Irish Water-a lifeline for Building Control?

by Bregs Blog admin team


During the debate concerning the Building Control (Amendment) Regulations (SI.9 of 2014) a lot of commentators, this blog included, have dug up statistics showing the low numbers of site inspections, understaffing levels at local authority building control sections etc. We acknowledged a number of hard-working fire officers double-jobbing at building control to help out.  However we also were quite critical noting that just a few years ago some areas of the country received less than 2% inspection rates from local authority building control. Some received none at all.

What was overlooked was the rather impressive performance targets set by the Department and the County Managers for the Building Control Officer (BCO).

A rate of 15% site inspections has been the target for some years for building control inspections nationwide. In their wisdom the Department has set this figure which has been passed down by the head of each local authority, the county managers to their staff. Let’s look at this for one moment.

Recently Tom Parlon in an RTE interview was very upbeat about the construction industry output for this year 2014 increasing for the first time in years to €11.5bn.

A 15% inspection rate of a €11.5bn industry, for 67 staff, equates to one Building control officer inspecting €171 Million worth of buildings per year; for each officer!. That ranges from once-off houses, kitchen extensions, retail parks, stadia, shopping centres, places of worship- the lot. That’s a pretty impressive target. During the “celtic tiger” years this figure was three times that. I wonder are there any performance targets as ambitious as those set for any other public servants? For Irish Water?

We have estimated previously the number of full time inspectors needed to staff a properly resourced local authority building control inspectorate at around 300. This would match the UK provision (based on output) and achieve 100% inspections. That’s around 230 new personnel on top of the depleted 70 or so already desperately under-resourced and overworked BCO’s. Apparently Irish water are over-resourced by over 2,000 staff. Many of these are experienced civil engineers with years of site inspection experience that could quickly and relatively easily be upskilled. Why not, just to get the system up and running,  employ 500 additional BCO’s, just in case we’re out on our calculations. We seem to have the personnel. According to Tom Parlon 1 in 4 on the dole are ex-construction sector workers so one could assume the BCO posts could rapidly be filled.

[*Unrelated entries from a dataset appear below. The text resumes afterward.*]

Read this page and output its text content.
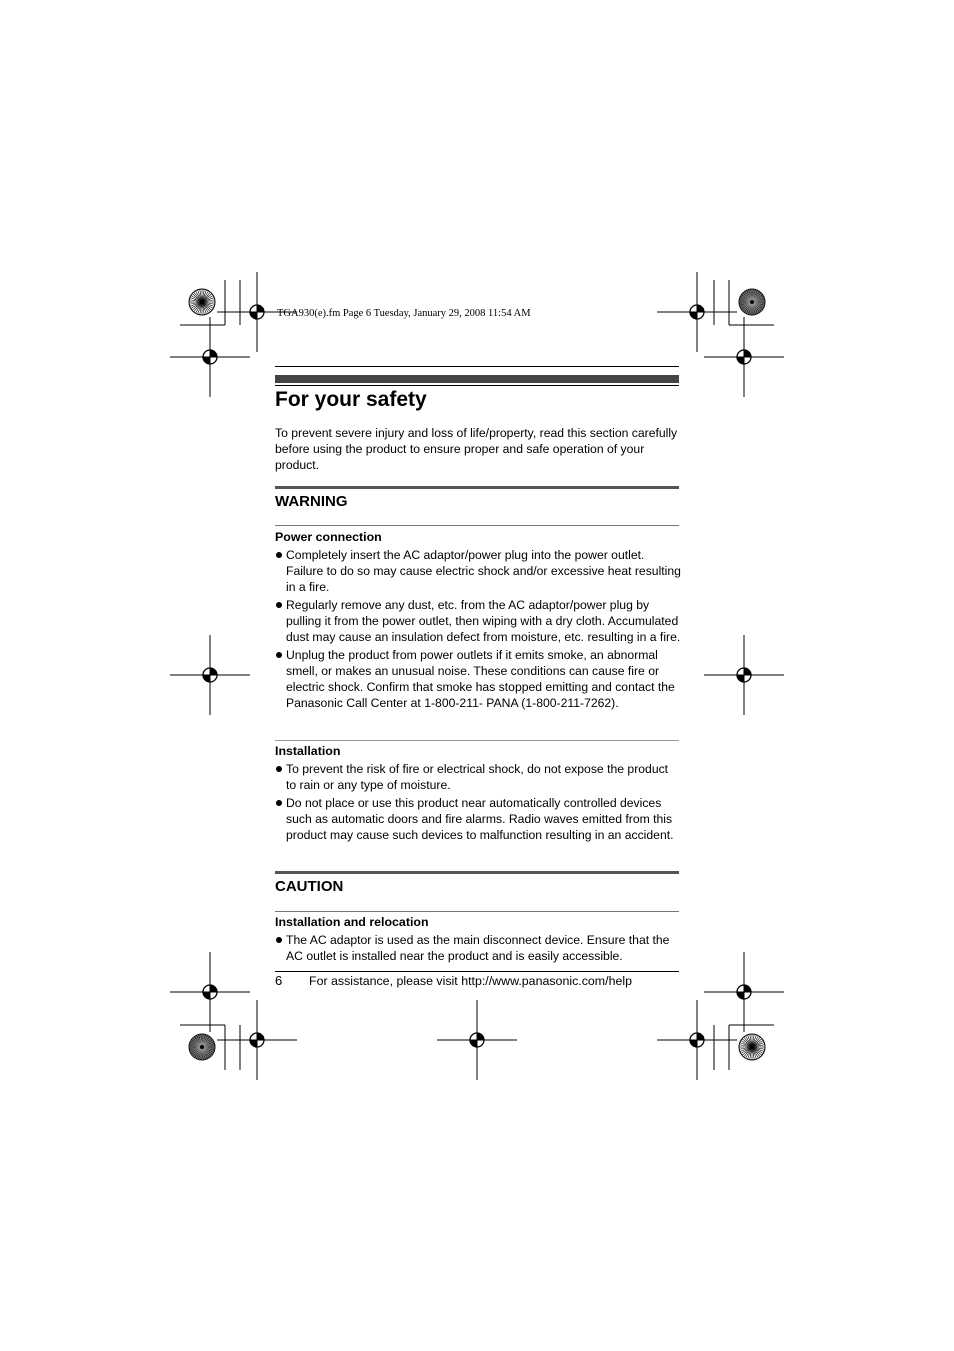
TGA930(e).fm Page 6 Tuesday, January 29, 2008 11:54 AM
For your safety
To prevent severe injury and loss of life/property, read this section carefully before using the product to ensure proper and safe operation of your product.
WARNING
Power connection
Completely insert the AC adaptor/power plug into the power outlet. Failure to do so may cause electric shock and/or excessive heat resulting in a fire.
Regularly remove any dust, etc. from the AC adaptor/power plug by pulling it from the power outlet, then wiping with a dry cloth. Accumulated dust may cause an insulation defect from moisture, etc. resulting in a fire.
Unplug the product from power outlets if it emits smoke, an abnormal smell, or makes an unusual noise. These conditions can cause fire or electric shock. Confirm that smoke has stopped emitting and contact the Panasonic Call Center at 1-800-211- PANA (1-800-211-7262).
Installation
To prevent the risk of fire or electrical shock, do not expose the product to rain or any type of moisture.
Do not place or use this product near automatically controlled devices such as automatic doors and fire alarms. Radio waves emitted from this product may cause such devices to malfunction resulting in an accident.
CAUTION
Installation and relocation
The AC adaptor is used as the main disconnect device. Ensure that the AC outlet is installed near the product and is easily accessible.
6 For assistance, please visit http://www.panasonic.com/help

Could there possibly be help very close to hand for the poor overworked BCO? Could an independent local authority building control section capable of 100% inspections nationwide be that easy to establish quickly and with little expense? Could the consumer get proper independent regulation of the construction industry for the first time in 22 years?

Perhaps some of the experienced site inspectors in Irish Water could be “diverted” into Building Control Sections one wonders?

The above opinion piece was submitted by Maoilíosa Mel Reynolds on 29th January 2014.